Note: Merely jointly packed, unrelated items are not a set of goods; they must be treated separately.

Do I have to issue Supplier’s Declarations (SD) to my customers?

Short answer: No, there’s generally no legal obligation.

Why it still makes sense:

  • Customs savings for your customers: With an SD, they can issue preferential origin proofs (e.g., origin statement, EUR.1) and claim reduced duties.
  • Competitive edge: Many buyers require SDs—without them, you may be rated lower or lose orders.
  • Planning reliability: Long-term Supplier’s Declarations support forecasting and customs planning across multiple shipments.
  • Cost benefits across the chain: Preferential duties lower import costs, increase your customer’s margin, and create pricing flexibility that can benefit you too.
What does “customs value based on goods receipt data” mean in preferential origin?
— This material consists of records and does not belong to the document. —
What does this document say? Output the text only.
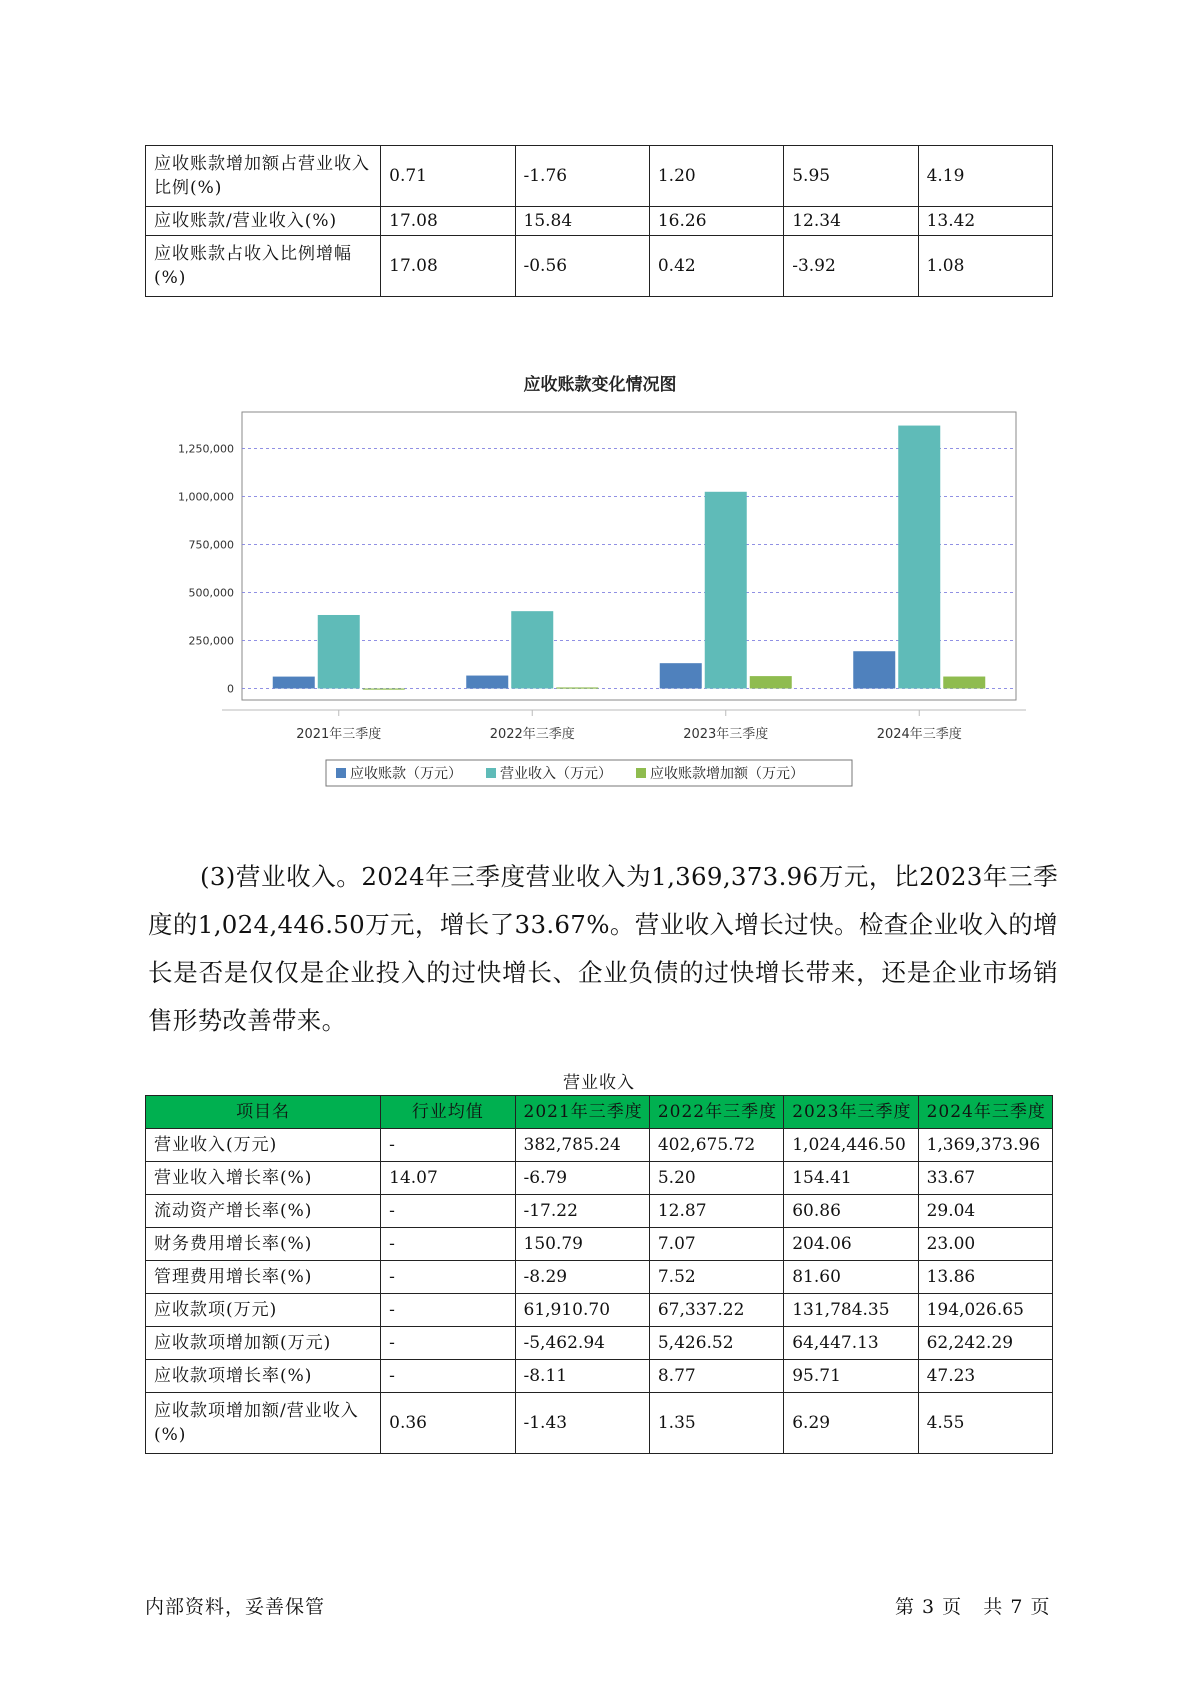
应收账款增加额占营业收入比例(%)	0.71	-1.76	1.20	5.95	4.19
应收账款/营业收入(%)	17.08	15.84	16.26	12.34	13.42
应收账款占收入比例增幅(%)	17.08	-0.56	0.42	-3.92	1.08
应收账款变化情况图
0
250,000
500,000
750,000
1,000,000
1,250,000
2021年三季度	2022年三季度	2023年三季度	2024年三季度
应收账款（万元）	营业收入（万元）	应收账款增加额（万元）

(3)营业收入。2024年三季度营业收入为1,369,373.96万元，比2023年三季度的1,024,446.50万元，增长了33.67%。营业收入增长过快。检查企业收入的增长是否是仅仅是企业投入的过快增长、企业负债的过快增长带来，还是企业市场销售形势改善带来。

营业收入
项目名	行业均值	2021年三季度	2022年三季度	2023年三季度	2024年三季度
营业收入(万元)	-	382,785.24	402,675.72	1,024,446.50	1,369,373.96
营业收入增长率(%)	14.07	-6.79	5.20	154.41	33.67
流动资产增长率(%)	-	-17.22	12.87	60.86	29.04
财务费用增长率(%)	-	150.79	7.07	204.06	23.00
管理费用增长率(%)	-	-8.29	7.52	81.60	13.86
应收款项(万元)	-	61,910.70	67,337.22	131,784.35	194,026.65
应收款项增加额(万元)	-	-5,462.94	5,426.52	64,447.13	62,242.29
应收款项增长率(%)	-	-8.11	8.77	95.71	47.23
应收款项增加额/营业收入(%)	0.36	-1.43	1.35	6.29	4.55
内部资料，妥善保管	第 3 页   共 7 页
“Customs value based on goods receipt data” = the value of the imported goods at the place/time of entry into the EU. It is the basis for import duties and—where the preference rule relies on it—for value-based origin tests (e.g., list rules, RVC).

Determination (standard: transaction value under UCC Art. 70):

  • Add up to the EU border: transport/insurance, loading/handling, packaging, commissions (excluding buying commissions), royalties, assists, seller’s proceeds.
  • Deduct from the EU border onward: EU inland freight, duties/VAT levied in the EU, buying commissions, documented post-sale discounts.

Practice:

  • Key inputs are the goods receipt data (Incoterm, freight/insurance, licenses, assists, discounts, currency/rate).
  • Incoterms determine what to include up to the EU border.
  • Convert to EUR using the customs exchange rate valid on the declaration date.

Distinction:

  • Customs value ≠ Intrastat value ≠ financial purchase cost.
  • If preference rules require “ex-works”: remove cross-border freight/insurance from the customs value. If rules explicitly refer to “customs value,” use it as is.
What is “minimal processing” in preferential origin?

“Minimal processing” refers to simple, superficial operations that do not confer preferential origin. Examples: cleaning, sorting, cooling/freezing, simple repacking/labeling, simple mixing, or basic assembly without a significant change in function. These do not justify a preferential proof (e.g., EUR.1).

Important: Preferential origin always requires “sufficient processing” according to the list rules of the relevant agreement (e.g., tariff shift, value criterion, specific processing).